El capitán Stein se mostró también de acuerdo y añadió:

– Yo creo que Washington se dejó dominar por el pánico y tomó una decisión equivocada. Nosotros seguimos sus instrucciones, y ahora estamos tratando de encontrar a un sujeto que nos lleva dos días de ventaja.

Koenig trató de llevar la cuestión a su terreno.

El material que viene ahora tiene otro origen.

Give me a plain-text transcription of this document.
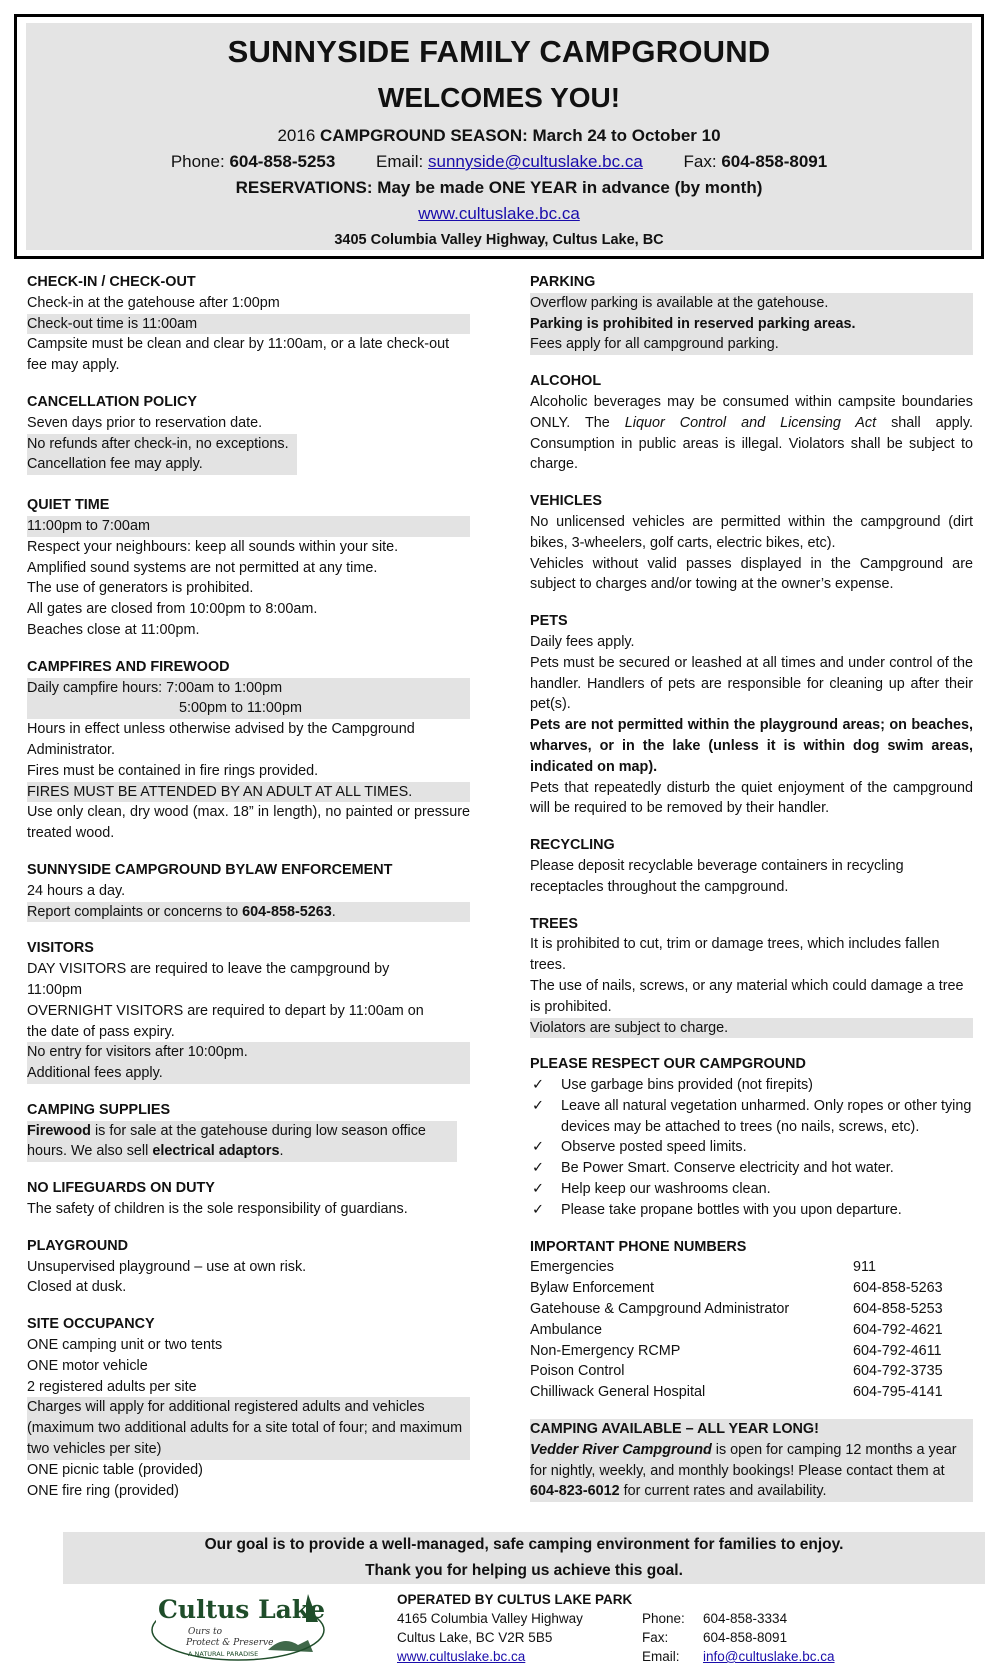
SUNNYSIDE FAMILY CAMPGROUND
WELCOMES YOU!
2016 CAMPGROUND SEASON: March 24 to October 10
Phone: 604-858-5253 Email: sunnyside@cultuslake.bc.ca Fax: 604-858-8091
RESERVATIONS: May be made ONE YEAR in advance (by month)
www.cultuslake.bc.ca
3405 Columbia Valley Highway, Cultus Lake, BC
CHECK-IN / CHECK-OUT
Check-in at the gatehouse after 1:00pm
Check-out time is 11:00am
Campsite must be clean and clear by 11:00am, or a late check-out fee may apply.
CANCELLATION POLICY
Seven days prior to reservation date.
No refunds after check-in, no exceptions.
Cancellation fee may apply.
QUIET TIME
11:00pm to 7:00am
Respect your neighbours: keep all sounds within your site.
Amplified sound systems are not permitted at any time.
The use of generators is prohibited.
All gates are closed from 10:00pm to 8:00am.
Beaches close at 11:00pm.
CAMPFIRES AND FIREWOOD
Daily campfire hours: 7:00am to 1:00pm
5:00pm to 11:00pm
Hours in effect unless otherwise advised by the Campground Administrator.
Fires must be contained in fire rings provided.
FIRES MUST BE ATTENDED BY AN ADULT AT ALL TIMES.
Use only clean, dry wood (max. 18” in length), no painted or pressure treated wood.
SUNNYSIDE CAMPGROUND BYLAW ENFORCEMENT
24 hours a day.
Report complaints or concerns to 604-858-5263.
VISITORS
DAY VISITORS are required to leave the campground by 11:00pm
OVERNIGHT VISITORS are required to depart by 11:00am on the date of pass expiry.
No entry for visitors after 10:00pm.
Additional fees apply.
CAMPING SUPPLIES
Firewood is for sale at the gatehouse during low season office hours. We also sell electrical adaptors.
NO LIFEGUARDS ON DUTY
The safety of children is the sole responsibility of guardians.
PLAYGROUND
Unsupervised playground – use at own risk.
Closed at dusk.
SITE OCCUPANCY
ONE camping unit or two tents
ONE motor vehicle
2 registered adults per site
Charges will apply for additional registered adults and vehicles (maximum two additional adults for a site total of four; and maximum two vehicles per site)
ONE picnic table (provided)
ONE fire ring (provided)
PARKING
Overflow parking is available at the gatehouse.
Parking is prohibited in reserved parking areas.
Fees apply for all campground parking.
ALCOHOL
Alcoholic beverages may be consumed within campsite boundaries ONLY. The Liquor Control and Licensing Act shall apply. Consumption in public areas is illegal. Violators shall be subject to charge.
VEHICLES
No unlicensed vehicles are permitted within the campground (dirt bikes, 3-wheelers, golf carts, electric bikes, etc).
Vehicles without valid passes displayed in the Campground are subject to charges and/or towing at the owner’s expense.
PETS
Daily fees apply.
Pets must be secured or leashed at all times and under control of the handler. Handlers of pets are responsible for cleaning up after their pet(s).
Pets are not permitted within the playground areas; on beaches, wharves, or in the lake (unless it is within dog swim areas, indicated on map).
Pets that repeatedly disturb the quiet enjoyment of the campground will be required to be removed by their handler.
RECYCLING
Please deposit recyclable beverage containers in recycling receptacles throughout the campground.
TREES
It is prohibited to cut, trim or damage trees, which includes fallen trees.
The use of nails, screws, or any material which could damage a tree is prohibited.
Violators are subject to charge.
PLEASE RESPECT OUR CAMPGROUND
✓ Use garbage bins provided (not firepits)
✓ Leave all natural vegetation unharmed. Only ropes or other tying devices may be attached to trees (no nails, screws, etc).
✓ Observe posted speed limits.
✓ Be Power Smart. Conserve electricity and hot water.
✓ Help keep our washrooms clean.
✓ Please take propane bottles with you upon departure.
IMPORTANT PHONE NUMBERS
Emergencies	911
Bylaw Enforcement	604-858-5263
Gatehouse & Campground Administrator	604-858-5253
Ambulance	604-792-4621
Non-Emergency RCMP	604-792-4611
Poison Control	604-792-3735
Chilliwack General Hospital	604-795-4141
CAMPING AVAILABLE – ALL YEAR LONG!
Vedder River Campground is open for camping 12 months a year for nightly, weekly, and monthly bookings! Please contact them at 604-823-6012 for current rates and availability.
Our goal is to provide a well-managed, safe camping environment for families to enjoy.
Thank you for helping us achieve this goal.
Cultus Lake
Ours to
Protect & Preserve
A NATURAL PARADISE
OPERATED BY CULTUS LAKE PARK
4165 Columbia Valley Highway
Cultus Lake, BC V2R 5B5
www.cultuslake.bc.ca
Phone: 604-858-3334
Fax:	604-858-8091
Email: info@cultuslake.bc.ca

– Bueno, la foto de Jalil está ahora en los medios de comunicación -dijo-. Pero es discutible que Jalil huyera rápidamente. -Miró unos papeles que tenía delante y continuó-: Había desde el JFK cuatro vuelos que habría podido tomar antes de que fuese alertada la policía de la Autoridad Portuaria. -Recitó los nombres de cuatro aviones de Oriente Medio y sus horas de salida. Agregó-: Y, naturalmente, había también otros vuelos al extranjero, así como varios nacionales y al Caribe, en los que habría podido embarcar sin necesidad de pasaporte, sólo con cualquier documento de identidad provisto de fotografía.

«Naturalmente -concluyó Koenig-, teníamos agentes en el otro extremo, Los Ángeles, el Caribe, etcétera, esperando al avión. Pero no desembarcó nadie que se ajustara a su descripción.

Todos reflexionamos acerca de aquello. Vi que Kate me estaba mirando, lo que supongo que significaba que quería que yo metiera baza. De todos modos, sólo estoy aquí por contrato.

– Yo creo que Jalil está en Nueva York -dije-. Si no está en Nueva York, entonces está en algún otro lugar del país.

– ¿Por qué cree eso? -me preguntó el capitán Stein.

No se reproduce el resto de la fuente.